Более чем двадцатилетний период развития российской модели местного самоуправления в условиях указанной законодательной «двойственности» позволяет сделать следующий неутешительный вывод. На муниципальном уровне само население, то самое — «самоорганизованное для решения вопросов местного значения» — не понимает, что такое местное самоуправление, зачем население «самоорганизовали», какие права и обязанности ему передали и с помощью каких форм и институтов переданное необходимо реализовывать. Это давно назревшая проблема, ее необходимо решать. Подавляющее большинство и населения, и даже членов органов местного самоуправления традиционно понимают местное самоуправление как продолжение государственной власти на низшем — муниципальном — уровне. Налицо явное несоответствие возникающих в этой сфере общественных отношений с их правовым регулированием.

Кроме того, важно понимать и следующее. Местное самоуправление — это далеко не только деятельность органов местного самоуправления по решению вопросов местного значения. Это существенно более широкое понятие, основанное на самоорганизации жителей, то есть представляющее собой институт, как указывалось выше, гражданского общества.

Так или иначе, но сложившаяся ситуация именно на низовом — муниципальном уровне — свидетельствует о наличии здесь серьезных предпосылок для обострения конфликтов между гражданским обществом и властью. Такие конфликты необходимо не «затаптывать», а разрешать совместно, опираясь в том числе и на исторический опыт существования российской государственности, в соответствии с которым местное самоуправления у нас складывалось сверху вниз, скорее как элемент децентрализации государственной власти, а не как институт самоорганизации гражданского общества.

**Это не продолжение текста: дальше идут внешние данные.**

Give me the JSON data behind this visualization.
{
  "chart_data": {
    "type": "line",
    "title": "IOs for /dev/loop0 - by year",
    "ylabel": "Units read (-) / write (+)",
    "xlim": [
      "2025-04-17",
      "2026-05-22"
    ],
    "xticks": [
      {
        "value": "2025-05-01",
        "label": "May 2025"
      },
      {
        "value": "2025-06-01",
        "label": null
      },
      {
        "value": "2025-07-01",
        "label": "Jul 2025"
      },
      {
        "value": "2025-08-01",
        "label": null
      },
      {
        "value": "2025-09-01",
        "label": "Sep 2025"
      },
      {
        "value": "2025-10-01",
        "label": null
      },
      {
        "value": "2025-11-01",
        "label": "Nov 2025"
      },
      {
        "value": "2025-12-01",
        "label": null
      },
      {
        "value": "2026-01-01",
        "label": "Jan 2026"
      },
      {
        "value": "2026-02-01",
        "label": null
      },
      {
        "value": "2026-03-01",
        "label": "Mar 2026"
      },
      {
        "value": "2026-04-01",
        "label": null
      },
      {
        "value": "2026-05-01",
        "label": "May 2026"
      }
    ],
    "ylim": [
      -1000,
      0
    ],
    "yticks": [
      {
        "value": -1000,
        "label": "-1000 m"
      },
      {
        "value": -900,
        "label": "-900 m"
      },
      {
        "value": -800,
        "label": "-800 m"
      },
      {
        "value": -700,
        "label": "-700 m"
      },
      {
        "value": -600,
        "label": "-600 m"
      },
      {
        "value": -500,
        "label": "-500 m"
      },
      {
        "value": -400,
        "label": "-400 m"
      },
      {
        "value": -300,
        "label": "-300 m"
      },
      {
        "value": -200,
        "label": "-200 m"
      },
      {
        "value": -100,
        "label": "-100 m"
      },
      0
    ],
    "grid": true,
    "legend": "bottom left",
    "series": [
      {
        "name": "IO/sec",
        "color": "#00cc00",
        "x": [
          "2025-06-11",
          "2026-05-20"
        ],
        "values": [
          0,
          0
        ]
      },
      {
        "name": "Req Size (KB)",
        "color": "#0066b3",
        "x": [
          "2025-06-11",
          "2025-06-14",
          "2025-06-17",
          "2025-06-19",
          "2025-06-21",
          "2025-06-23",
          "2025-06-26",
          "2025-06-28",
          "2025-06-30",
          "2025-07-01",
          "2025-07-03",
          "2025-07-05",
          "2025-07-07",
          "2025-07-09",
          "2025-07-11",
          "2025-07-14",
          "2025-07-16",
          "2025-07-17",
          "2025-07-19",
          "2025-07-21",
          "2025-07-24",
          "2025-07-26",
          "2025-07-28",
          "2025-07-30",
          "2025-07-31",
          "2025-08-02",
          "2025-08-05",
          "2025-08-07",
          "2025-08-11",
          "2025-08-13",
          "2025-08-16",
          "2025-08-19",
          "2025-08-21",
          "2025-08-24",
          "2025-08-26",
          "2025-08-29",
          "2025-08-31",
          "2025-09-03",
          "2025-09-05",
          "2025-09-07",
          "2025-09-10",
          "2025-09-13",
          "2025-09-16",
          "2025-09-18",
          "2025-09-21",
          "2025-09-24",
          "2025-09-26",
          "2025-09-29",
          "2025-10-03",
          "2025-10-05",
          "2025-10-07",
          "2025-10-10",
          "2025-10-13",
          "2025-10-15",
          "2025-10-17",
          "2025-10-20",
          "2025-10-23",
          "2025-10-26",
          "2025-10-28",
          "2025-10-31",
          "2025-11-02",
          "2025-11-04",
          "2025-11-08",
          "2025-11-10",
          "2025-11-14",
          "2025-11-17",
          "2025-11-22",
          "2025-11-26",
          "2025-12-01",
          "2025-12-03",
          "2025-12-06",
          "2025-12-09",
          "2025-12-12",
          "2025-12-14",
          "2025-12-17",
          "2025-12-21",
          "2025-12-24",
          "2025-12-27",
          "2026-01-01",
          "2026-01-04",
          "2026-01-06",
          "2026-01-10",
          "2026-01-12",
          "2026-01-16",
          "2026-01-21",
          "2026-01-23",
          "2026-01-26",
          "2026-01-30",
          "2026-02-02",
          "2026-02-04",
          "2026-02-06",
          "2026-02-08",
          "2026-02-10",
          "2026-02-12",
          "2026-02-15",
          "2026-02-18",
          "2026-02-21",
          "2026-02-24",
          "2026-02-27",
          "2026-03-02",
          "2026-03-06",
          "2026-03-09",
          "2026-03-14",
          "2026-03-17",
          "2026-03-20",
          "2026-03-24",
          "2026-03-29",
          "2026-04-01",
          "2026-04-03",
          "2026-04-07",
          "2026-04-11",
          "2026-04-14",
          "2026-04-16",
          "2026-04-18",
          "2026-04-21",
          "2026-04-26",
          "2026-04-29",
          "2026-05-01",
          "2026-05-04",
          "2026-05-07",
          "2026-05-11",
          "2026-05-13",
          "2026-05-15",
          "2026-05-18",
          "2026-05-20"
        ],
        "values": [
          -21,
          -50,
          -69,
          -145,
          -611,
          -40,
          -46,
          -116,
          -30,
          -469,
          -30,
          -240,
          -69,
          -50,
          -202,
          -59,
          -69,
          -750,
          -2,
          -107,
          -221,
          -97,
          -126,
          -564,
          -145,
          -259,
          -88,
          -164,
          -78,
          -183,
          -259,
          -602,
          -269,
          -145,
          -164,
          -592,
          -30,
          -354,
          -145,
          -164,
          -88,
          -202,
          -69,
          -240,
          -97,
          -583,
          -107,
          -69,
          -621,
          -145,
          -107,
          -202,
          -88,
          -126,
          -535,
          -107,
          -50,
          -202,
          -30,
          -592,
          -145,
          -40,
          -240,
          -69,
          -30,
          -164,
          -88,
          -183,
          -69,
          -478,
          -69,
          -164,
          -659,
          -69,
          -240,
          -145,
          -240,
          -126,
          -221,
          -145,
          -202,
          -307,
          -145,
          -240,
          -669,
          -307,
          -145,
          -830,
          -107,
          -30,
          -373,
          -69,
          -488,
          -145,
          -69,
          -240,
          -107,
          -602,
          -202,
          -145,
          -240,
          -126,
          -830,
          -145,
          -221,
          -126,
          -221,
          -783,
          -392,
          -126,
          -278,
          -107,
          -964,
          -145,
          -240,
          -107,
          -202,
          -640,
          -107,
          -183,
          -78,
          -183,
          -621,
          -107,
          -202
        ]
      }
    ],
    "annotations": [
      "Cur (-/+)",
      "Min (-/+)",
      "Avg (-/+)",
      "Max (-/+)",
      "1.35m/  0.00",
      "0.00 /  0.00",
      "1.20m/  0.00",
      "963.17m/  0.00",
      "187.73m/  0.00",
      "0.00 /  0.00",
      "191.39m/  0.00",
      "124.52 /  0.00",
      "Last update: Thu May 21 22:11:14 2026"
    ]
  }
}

Безусловно и то, что приведенные теоретические рассуждения требуют конкретных практических предложений. Образно говоря, почти каждый участник отношений понимает — ЧТО следует делать, хотя бы и в самых общих чертах, чтобы разрешать такие конфликты совместно с учетом специфики всех субъектов и исторического опыта, но единицы могут внятно ответить на вопрос КАК именно это делать. В вопросах урегулирования социально-политических конфликтов и недопущения их дальнейшей эскалации важно избегать дилетантизма и соблазна так называемых «простых решений». Естественно, что любые социально-политические конфликты в современном сложно устроенном социуме должны разрешаться с участием профессиональных конфликтологов и социальных медиаторов. Потому что сами по себе стороны конфликта, как показывает практика, слишком часто бывают не в состоянии отыскать взаимоприемлемые решения.

Как наиболее яркий пример эффективности участия социальных медиаторов в урегулировании социально-политических конфликтов следует привести деятельность «Квартета национального диалога в Тунисе», удостоенного в 2015 году Нобелевской премии мира с формулировкой «За решающий вклад в создание плюралистической демократии в Тунисе после „жасминовой революции“ в стране в 2011 году». Тот факт, что «Квартет» сумел обеспечить мирный политический процесс и сохранить в стране политическую стабильность, не просто вызывает уважение, но и наглядно иллюстрирует (особенно на фоне уже упоминавшейся Украины) то, как именно необходимо работать с конфликтами такого рода.

Анализируя в том числе и эту практику, мы приходим к выводу о необходимости создания при общественных палатах и советах различных уровней и ведомственных принадлежностей центров медиации. Это позволило бы вывести работу таких палат и советов на принципиально новый уровень. В частности, они смогли бы не только аккумулировать социальные конфликты и выступать (причем сегодня — выступать зачастую безрезультатно) посредником между властью и гражданами, но и активно разрабатывать «дорожные карты» разрешения конфликтных ситуаций, существенно повышая через это уровень коммуникации между властью и активистами гражданского общества, уровень взаимного доверия и, как следствие, эффективность функционирования государства в целом.


  • Телеграм
  • Дзен
  • Подписывайтесь на наши каналы и первыми узнавайте о главных новостях и важнейших событиях дня.

Нам важно ваше мнение!

+0

 

   

Комментарии (0)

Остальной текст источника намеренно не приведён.